Bordeaux Dinner at Sunset Marquis

The famed Sunset Marquis is a beautiful Mediterranean-style all-suite hotel in the heart of West Hollywood. It’s known as a favorite for musicians, record execs, and celebs alike for it’s first class amenities and secluded nature. Musicians can go directly from laying down some vocal tracks in the recording studio located in the basement, to downing some Jack Daniels at the bar.

I had only previously been to the Sunset Marquis one time in the late nineties. In typical Hollywood fashion, I met with some music friends who where there to meet up with a possible record investor at the Whiskey Bar (now called Bar 1200). And like a true Hollywood story, he died of a cocaine overdose several years later, but that’s another story. I had never made it any further than the bar, until this past weekend, when I attended a Bordeaux dinner at the Restaurant inside the hotel.

I got the invite from a friend and Sommelier at Regency Wines for the dinner. Regency Wines is an importer and distributor of fine wines here in Los Angeles. They also host events occasionally, and this one was a special one indeed. A five-course meal, each course paired with Bordeaux from Chateau Lagrange, Chateau Rauzen-Segla, and Chateau Canon, prepared for us by Chef Guillaume Burlion.

The Restaurant is beautiful, a garden oasis in the middle of a concrete jungle. The outdoor bar is perfect for a pre-dinner cocktail, and most everyone is eating outside on this warm spring evening. We’ve got the entire indoor seating area to ourselves, but the large glass doors in the dining room opened up to the patio, letting a cool breeze into the room as we’re served our first course. To start off, a glass of white Bordeaux 07 Les Arums de Lagrange. It’s served with a sautéed langoustine with foie gras over a petite herb salad. I’ve never had a white Bordeaux before and it’s really quite nice. The wine was light and refreshing, not too sweet or dry. The langoustine and foie gras were delicious and paired well with the wine.

The second course, and my favorite, was the morel crusted sea bass with a roasted garlic confit. The delicious mushrooms and mild garlic confit were simply heavenly on the tender sea bass. Paired with the fish were a 03 and 05 Chateau Rauzan Segla Bordeaux. That’s right, you heard correct, when we hit our second course they were pairing each dish with two different vintages of the same wine. We were able to taste and compare the different nuances of the different vintages.

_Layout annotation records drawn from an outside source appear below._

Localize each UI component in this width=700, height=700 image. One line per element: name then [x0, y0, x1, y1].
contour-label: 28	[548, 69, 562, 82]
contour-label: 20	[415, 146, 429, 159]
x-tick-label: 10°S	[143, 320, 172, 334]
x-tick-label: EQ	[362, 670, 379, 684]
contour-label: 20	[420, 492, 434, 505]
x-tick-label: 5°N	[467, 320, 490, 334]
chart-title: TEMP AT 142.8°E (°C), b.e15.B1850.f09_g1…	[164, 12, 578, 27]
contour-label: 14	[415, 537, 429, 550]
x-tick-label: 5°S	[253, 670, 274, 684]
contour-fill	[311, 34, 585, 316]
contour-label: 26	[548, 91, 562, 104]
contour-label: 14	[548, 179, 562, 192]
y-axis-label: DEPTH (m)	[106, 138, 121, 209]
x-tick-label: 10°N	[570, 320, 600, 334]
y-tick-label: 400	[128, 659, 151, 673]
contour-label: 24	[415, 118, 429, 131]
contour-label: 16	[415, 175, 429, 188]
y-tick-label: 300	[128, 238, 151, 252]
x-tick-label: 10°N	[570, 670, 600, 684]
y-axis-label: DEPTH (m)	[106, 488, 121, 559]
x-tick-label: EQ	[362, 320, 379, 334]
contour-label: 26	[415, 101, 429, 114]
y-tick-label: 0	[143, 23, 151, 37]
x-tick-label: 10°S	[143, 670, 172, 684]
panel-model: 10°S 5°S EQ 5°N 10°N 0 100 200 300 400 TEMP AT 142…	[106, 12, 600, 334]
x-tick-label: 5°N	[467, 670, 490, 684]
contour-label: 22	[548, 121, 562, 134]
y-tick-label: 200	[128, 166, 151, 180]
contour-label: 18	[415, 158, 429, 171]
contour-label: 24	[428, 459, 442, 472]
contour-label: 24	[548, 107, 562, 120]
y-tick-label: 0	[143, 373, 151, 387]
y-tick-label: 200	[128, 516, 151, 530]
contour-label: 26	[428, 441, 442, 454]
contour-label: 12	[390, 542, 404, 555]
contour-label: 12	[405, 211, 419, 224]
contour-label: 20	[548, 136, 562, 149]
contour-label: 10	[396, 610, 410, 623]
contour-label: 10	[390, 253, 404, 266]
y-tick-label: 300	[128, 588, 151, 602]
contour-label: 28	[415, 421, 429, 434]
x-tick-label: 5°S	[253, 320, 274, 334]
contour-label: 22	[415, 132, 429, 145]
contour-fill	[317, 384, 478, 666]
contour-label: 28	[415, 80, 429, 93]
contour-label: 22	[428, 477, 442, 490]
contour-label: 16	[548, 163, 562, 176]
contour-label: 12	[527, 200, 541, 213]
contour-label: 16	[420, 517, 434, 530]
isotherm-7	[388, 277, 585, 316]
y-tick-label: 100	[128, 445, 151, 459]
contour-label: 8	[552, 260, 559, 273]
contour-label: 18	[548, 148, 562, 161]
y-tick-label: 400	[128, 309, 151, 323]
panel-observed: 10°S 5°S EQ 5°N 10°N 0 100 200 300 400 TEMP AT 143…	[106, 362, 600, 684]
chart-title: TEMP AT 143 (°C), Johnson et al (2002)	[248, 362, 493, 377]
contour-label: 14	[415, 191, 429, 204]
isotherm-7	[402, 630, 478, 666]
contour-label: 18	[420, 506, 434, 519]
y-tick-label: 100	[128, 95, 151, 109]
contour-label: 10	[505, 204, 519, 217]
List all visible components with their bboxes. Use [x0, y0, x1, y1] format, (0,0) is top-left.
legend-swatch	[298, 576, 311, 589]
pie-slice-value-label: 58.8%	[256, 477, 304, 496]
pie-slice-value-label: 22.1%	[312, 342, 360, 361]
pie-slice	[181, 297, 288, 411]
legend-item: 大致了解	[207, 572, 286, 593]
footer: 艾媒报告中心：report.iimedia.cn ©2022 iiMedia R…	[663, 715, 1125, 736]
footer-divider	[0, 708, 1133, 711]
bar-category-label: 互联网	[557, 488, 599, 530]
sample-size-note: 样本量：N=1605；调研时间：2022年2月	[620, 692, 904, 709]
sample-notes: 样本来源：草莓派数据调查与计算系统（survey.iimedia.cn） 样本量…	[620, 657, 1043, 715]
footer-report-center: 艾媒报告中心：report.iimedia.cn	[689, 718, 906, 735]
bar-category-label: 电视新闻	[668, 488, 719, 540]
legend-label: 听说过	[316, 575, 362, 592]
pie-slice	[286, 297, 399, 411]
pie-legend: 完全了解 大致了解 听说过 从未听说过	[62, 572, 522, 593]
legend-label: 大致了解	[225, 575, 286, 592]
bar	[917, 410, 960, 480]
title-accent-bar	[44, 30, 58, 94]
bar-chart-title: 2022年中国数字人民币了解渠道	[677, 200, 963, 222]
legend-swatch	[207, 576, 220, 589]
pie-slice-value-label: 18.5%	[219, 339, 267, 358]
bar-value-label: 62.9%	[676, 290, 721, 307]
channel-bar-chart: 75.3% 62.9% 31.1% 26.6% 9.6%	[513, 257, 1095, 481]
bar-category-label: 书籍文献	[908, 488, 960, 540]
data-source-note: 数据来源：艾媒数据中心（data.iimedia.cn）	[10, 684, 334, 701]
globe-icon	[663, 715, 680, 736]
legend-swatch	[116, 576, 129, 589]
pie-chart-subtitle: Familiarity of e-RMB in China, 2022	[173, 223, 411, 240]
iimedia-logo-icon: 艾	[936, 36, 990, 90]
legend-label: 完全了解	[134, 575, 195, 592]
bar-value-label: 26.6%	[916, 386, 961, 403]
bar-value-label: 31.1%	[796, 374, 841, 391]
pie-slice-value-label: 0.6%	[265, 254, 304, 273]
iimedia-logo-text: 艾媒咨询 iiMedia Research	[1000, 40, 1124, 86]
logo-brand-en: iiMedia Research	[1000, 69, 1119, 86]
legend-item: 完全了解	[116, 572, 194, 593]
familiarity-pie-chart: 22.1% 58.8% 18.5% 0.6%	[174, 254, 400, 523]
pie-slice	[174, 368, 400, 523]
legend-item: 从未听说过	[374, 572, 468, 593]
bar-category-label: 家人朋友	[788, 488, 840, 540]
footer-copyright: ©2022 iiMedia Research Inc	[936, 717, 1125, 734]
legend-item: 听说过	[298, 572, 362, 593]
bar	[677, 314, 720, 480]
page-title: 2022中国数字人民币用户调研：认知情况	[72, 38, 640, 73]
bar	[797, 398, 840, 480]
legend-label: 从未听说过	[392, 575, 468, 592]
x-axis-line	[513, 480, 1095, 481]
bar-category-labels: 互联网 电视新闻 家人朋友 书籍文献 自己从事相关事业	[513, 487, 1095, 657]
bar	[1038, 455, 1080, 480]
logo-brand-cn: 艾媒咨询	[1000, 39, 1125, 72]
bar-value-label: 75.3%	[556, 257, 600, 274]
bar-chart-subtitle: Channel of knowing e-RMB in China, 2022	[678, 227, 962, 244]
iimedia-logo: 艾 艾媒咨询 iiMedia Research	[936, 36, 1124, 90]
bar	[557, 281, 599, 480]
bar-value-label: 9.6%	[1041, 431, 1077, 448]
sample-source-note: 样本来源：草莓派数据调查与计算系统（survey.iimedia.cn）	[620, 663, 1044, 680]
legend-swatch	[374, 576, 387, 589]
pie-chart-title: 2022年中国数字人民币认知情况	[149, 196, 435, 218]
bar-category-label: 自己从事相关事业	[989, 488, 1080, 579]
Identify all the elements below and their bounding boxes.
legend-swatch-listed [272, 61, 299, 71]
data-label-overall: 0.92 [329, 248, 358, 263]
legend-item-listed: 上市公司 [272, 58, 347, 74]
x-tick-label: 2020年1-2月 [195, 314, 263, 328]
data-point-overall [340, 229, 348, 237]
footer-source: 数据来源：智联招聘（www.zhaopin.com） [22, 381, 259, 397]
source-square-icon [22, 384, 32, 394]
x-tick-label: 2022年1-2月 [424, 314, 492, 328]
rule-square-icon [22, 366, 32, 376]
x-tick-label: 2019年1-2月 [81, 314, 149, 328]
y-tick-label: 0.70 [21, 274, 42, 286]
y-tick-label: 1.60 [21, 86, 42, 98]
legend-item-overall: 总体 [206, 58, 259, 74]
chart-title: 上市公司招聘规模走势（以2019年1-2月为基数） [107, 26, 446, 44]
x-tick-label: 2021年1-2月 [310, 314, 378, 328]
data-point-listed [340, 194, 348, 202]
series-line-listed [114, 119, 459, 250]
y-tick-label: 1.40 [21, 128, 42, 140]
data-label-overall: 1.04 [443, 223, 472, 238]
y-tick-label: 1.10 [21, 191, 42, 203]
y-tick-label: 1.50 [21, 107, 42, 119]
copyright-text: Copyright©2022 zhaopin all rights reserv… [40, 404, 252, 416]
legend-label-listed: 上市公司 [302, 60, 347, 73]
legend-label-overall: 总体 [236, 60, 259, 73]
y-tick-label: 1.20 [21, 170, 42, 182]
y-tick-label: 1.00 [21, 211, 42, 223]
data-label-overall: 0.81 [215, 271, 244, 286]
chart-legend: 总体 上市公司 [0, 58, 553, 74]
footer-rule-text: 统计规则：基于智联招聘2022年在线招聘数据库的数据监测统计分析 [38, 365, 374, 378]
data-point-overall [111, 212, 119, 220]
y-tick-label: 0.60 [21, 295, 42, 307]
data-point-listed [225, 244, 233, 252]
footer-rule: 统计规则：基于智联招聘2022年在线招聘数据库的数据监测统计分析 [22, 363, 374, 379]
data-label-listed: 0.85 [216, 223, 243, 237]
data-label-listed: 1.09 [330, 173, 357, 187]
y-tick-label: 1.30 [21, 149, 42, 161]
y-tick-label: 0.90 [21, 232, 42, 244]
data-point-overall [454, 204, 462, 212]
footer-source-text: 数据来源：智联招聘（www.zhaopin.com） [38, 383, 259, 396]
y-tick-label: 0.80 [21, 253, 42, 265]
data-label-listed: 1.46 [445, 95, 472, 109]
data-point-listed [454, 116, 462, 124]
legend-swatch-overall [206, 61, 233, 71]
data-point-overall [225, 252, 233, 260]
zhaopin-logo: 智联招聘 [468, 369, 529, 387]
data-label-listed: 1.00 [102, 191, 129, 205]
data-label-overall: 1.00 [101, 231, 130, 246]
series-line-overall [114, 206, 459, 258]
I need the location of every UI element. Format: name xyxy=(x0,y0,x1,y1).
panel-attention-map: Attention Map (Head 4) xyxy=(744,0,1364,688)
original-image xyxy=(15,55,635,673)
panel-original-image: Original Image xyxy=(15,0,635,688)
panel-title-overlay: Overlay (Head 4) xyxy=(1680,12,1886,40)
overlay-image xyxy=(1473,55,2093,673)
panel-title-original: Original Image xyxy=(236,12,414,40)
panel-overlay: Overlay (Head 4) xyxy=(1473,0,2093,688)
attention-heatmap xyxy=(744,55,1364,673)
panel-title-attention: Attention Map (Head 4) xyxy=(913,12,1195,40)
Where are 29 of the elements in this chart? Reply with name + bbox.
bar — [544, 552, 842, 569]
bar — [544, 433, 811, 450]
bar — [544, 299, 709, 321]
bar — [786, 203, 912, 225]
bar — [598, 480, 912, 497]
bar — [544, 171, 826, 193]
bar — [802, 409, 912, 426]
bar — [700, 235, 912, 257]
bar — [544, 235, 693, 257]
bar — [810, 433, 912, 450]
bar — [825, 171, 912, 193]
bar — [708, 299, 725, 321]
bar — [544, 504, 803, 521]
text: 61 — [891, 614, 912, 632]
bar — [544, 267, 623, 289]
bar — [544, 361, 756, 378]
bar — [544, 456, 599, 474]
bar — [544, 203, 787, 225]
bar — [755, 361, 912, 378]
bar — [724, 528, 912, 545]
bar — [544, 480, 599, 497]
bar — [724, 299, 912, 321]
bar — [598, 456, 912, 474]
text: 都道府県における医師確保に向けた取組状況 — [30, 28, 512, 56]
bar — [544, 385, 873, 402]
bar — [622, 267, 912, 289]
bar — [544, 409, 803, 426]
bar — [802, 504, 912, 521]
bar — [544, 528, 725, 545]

Lucky for us, the wineries were there to help talk us through the complex differences of the wines. Some with mellower tannins due to extra years in the bottle, some more fruit forward because of weather the year the grapes were harvested. Or second course came with a Chateau Lagrange 95 and 01. It was paired with crispy suckling pig in potato crust in a fresh sage fumet. As good as this sounds, the dish itself was bland, a little mushy, and not crispy at all. It was too complicated, and I couldn’t’ tell what exactly I was eating.

The next dish, a filet of Canadian Elk was apparently hunted from a Helicopter. Unfairness aside, I guess it’s better than our typical slaughter houses where we buy most of our store bought beef from. It was paired with a 98 and 05 Chateau Canon. The elk was similar to buffalo, almost no marbled fat, slightly tough, but decadent and flavorful with the sea pike quenelles and a Bordeaux reduction sauce.

For dessert, a cannele de Bordeaux with crème anglaise served with a Tariquet Bas Armagnac dessert wine. The cannele was delicious, but not being much a dessert wine fan, and after consuming 7 other, very generous tastings, we opted out of the final glass of wine.